You’re The One – excerpt





To love, honor, and protect the woman I love.


The line between fate and free will is fluid. That’s what I discovered on my sojourn.

Still today, I don’t know if it was fate or free will that nearly destroyed my family.

I’m equally torn when I think about the woman I killed. It was against everything I held sacred.

It was the old Tigua shaman, Sakani Nambe, who told me that it was a compassionate act to stop the woman before she did any more damage to her karma.

But I know the truth.

It was hate, and it was revenge.

My name is Bill, and this is my story.


“I do.” With those words, Sandra Holley officially became the wife of Bill Dukane. When the Calebs came for her, and she knew they would, they’d have a big surprise waiting for them.

Bill would make sure they’d never hurt her again, because Bill was a man who could and would protect his woman above all else. This she knew with every fiber of her being, every beat of her heart.

She’d been safe when her brothers had lived at home. But without them and the shield they’d provided against her monsters, she’d…well…she hadn’t been free. And she couldn’t stand being alone. Now she would never, ever be alone again.

On top of all of that, she loved Bill desperately. She was a slave to her feelings for him. He owned her heart. He owned her soul. He owned her desire. Tonight, he’d own the rest of her. And, God help her, she wanted to be owned by Bill Dukane.

Like the church where she stood, her worries were quiet. They were behind her because she had Bill. No one screwed with Bill Dukane.


“I do.” If Bill’s heart swelled any more, his chest was going to burst wide open. He loved Sandra so damn much. A physical pull emanated from her heart and wrangled him in, and it was a heart so full of goodness that he could feel that, too. He didn’t know what he’d done to deserve her, but he thanked his lucky stars for it.

Of course, he knew about the whole Caleb/Holley feud, and there was a good reason for Sandra to want his protection. From now on, the only way someone would get to her or hurt her in any way would be if he were already dead.

She didn’t see it, but she was one hell of a woman. She had a lot of grit, despite her self-doubts. But Sandra was his now, and he’d convince her how wonderful and strong and beautiful she was.

She stood beside him in front of the preacher. She was a vision in white. Her veil covered her face and fell over her thick, dark hair. The bluest eyes he’d ever dreamed about looked up at him, into his eyes and into his soul. He was the luckiest man in the whole wide world.

The preacher said, “You may kiss your bride.” Bill lifted Sandra’s veil and kissed her softly on the lips. Then he smiled at her and almost forgot they were surrounded. He was going to spend his life with this woman. He wanted to be perfect for her. Would be perfect for her.
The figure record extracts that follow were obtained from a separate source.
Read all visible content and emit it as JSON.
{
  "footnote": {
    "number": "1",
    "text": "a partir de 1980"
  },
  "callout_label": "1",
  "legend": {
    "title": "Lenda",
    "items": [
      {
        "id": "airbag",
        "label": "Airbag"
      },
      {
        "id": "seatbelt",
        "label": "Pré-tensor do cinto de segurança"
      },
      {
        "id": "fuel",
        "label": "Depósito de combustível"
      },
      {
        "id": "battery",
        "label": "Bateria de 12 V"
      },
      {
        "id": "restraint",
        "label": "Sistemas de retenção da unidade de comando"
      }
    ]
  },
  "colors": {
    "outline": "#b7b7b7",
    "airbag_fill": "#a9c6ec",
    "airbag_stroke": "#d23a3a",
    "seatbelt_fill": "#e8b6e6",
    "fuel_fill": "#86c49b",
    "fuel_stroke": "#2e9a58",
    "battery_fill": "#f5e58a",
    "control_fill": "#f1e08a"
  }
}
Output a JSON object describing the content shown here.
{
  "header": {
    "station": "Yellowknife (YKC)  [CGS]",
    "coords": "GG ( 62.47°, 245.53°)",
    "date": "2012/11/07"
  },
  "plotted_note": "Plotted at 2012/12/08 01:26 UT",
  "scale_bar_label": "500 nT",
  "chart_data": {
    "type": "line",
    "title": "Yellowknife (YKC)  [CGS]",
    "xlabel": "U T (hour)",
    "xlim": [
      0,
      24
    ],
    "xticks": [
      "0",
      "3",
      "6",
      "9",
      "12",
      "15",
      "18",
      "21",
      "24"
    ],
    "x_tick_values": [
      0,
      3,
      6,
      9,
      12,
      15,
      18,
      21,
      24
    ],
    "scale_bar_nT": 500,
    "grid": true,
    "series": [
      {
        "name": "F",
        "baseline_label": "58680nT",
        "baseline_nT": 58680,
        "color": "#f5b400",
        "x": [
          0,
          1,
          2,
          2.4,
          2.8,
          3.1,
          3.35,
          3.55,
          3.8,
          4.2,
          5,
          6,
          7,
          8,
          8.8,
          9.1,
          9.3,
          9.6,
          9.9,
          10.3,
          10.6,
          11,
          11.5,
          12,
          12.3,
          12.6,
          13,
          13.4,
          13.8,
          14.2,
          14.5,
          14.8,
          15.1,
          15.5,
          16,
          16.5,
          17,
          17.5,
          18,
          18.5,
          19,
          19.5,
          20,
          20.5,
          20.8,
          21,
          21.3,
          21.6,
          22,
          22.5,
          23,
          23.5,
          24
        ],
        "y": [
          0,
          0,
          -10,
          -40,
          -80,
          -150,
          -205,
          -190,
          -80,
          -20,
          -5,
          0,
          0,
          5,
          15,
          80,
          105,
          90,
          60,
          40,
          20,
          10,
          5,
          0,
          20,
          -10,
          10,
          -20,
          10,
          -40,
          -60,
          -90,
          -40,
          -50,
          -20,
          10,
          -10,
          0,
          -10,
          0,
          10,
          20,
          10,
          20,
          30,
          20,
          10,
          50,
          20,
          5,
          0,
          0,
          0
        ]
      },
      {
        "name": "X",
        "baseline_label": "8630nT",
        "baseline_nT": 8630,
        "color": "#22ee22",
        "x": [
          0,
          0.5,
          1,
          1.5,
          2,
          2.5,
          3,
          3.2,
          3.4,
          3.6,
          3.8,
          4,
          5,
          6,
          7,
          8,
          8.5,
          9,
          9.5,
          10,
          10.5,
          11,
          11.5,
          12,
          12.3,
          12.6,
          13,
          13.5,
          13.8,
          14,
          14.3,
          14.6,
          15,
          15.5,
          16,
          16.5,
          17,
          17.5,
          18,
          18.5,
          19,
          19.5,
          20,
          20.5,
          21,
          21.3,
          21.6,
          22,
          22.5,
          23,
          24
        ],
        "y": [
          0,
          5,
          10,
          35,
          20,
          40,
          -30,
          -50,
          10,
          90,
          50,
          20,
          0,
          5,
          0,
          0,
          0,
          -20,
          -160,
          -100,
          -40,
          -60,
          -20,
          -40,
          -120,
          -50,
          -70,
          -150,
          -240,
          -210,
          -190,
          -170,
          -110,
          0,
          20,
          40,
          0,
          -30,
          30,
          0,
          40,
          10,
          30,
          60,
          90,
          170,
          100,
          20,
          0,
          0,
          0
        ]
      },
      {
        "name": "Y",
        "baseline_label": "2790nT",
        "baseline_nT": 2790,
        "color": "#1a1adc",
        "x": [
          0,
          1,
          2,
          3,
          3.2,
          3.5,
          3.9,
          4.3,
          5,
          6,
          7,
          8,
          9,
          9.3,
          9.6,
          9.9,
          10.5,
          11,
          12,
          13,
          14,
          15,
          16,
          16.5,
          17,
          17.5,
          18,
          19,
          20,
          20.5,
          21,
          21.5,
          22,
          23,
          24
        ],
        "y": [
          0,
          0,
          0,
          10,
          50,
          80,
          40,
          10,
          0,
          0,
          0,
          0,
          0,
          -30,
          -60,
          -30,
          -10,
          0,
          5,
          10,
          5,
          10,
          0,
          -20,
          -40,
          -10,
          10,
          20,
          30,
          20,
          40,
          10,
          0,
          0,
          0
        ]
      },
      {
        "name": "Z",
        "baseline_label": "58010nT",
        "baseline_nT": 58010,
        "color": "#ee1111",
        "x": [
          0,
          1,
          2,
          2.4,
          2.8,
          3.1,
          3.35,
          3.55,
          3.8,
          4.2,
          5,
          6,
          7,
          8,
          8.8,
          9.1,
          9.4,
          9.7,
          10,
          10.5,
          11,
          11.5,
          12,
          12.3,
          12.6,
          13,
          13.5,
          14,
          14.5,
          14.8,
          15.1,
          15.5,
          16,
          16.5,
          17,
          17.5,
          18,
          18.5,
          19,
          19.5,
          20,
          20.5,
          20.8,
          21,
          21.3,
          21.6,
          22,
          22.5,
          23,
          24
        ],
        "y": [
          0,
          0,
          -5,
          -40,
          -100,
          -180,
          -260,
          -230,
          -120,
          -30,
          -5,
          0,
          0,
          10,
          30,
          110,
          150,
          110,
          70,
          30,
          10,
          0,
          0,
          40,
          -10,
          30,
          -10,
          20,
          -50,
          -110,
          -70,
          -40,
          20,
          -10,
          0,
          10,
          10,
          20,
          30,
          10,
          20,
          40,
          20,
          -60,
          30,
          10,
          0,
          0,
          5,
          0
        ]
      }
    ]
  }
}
They turned and led the wedding party down the church aisle and into the reception room. They were supposed to mingle and thank people, but he couldn’t let her go. He just wanted to hold her and dance. Feel all five and a half feet of her softness against his hardness.

He looked at the clock for the hundredth time. Finally, it was midnight. He whispered to his mom and dad, told the band to play Sandra’s favorite song, and pulled her onto the dance floor.

When the dance ended, he held on to her hand and pulled her up onto the stage. He grabbed the mic and said, “Thanks to all of you for coming and celebrating with us tonight. But now, I’m about to take the best thing that ever happened to me away. So if you’ve got goodbye’s, yell them out now because as of this minute, this woman is all mine.”

Everyone laughed, clapped, and yelled goodbye. Bill jumped off the stage and held his arms out for Sandra. She jumped immediately, and he carried her out, pelted with birdseed all the way to the end of the walk.

Bill whistled, and his dad released his hold and snapped a hand against the rear of Bill’s horse. The crowd howled when they saw Bill’s horse gallop up, streamers flying; it was something he’d had to work hard on so as not to spook his horse.

His new brother-in-law, Jake, grabbed and held the reins, and Bill swooped Sandra up into the saddle. He put on his cowboy hat, courtesy of his mom because Sandra didn’t think it went with his tux, and jumped up behind her. He turned the horse, waved his hat at the crowd, and trotted off with his bride.


Nine exciting months later, Jesse was born. Two beautiful years after that, Paul was born. Both times, Bill drove himself crazy worrying that Sandra would die in childbirth like his mother had.

Four happy years later, Bill’s perfect life began unraveling. His good deeds, his hard work, his adored children, the love of his wife—none of these things could save him from himself.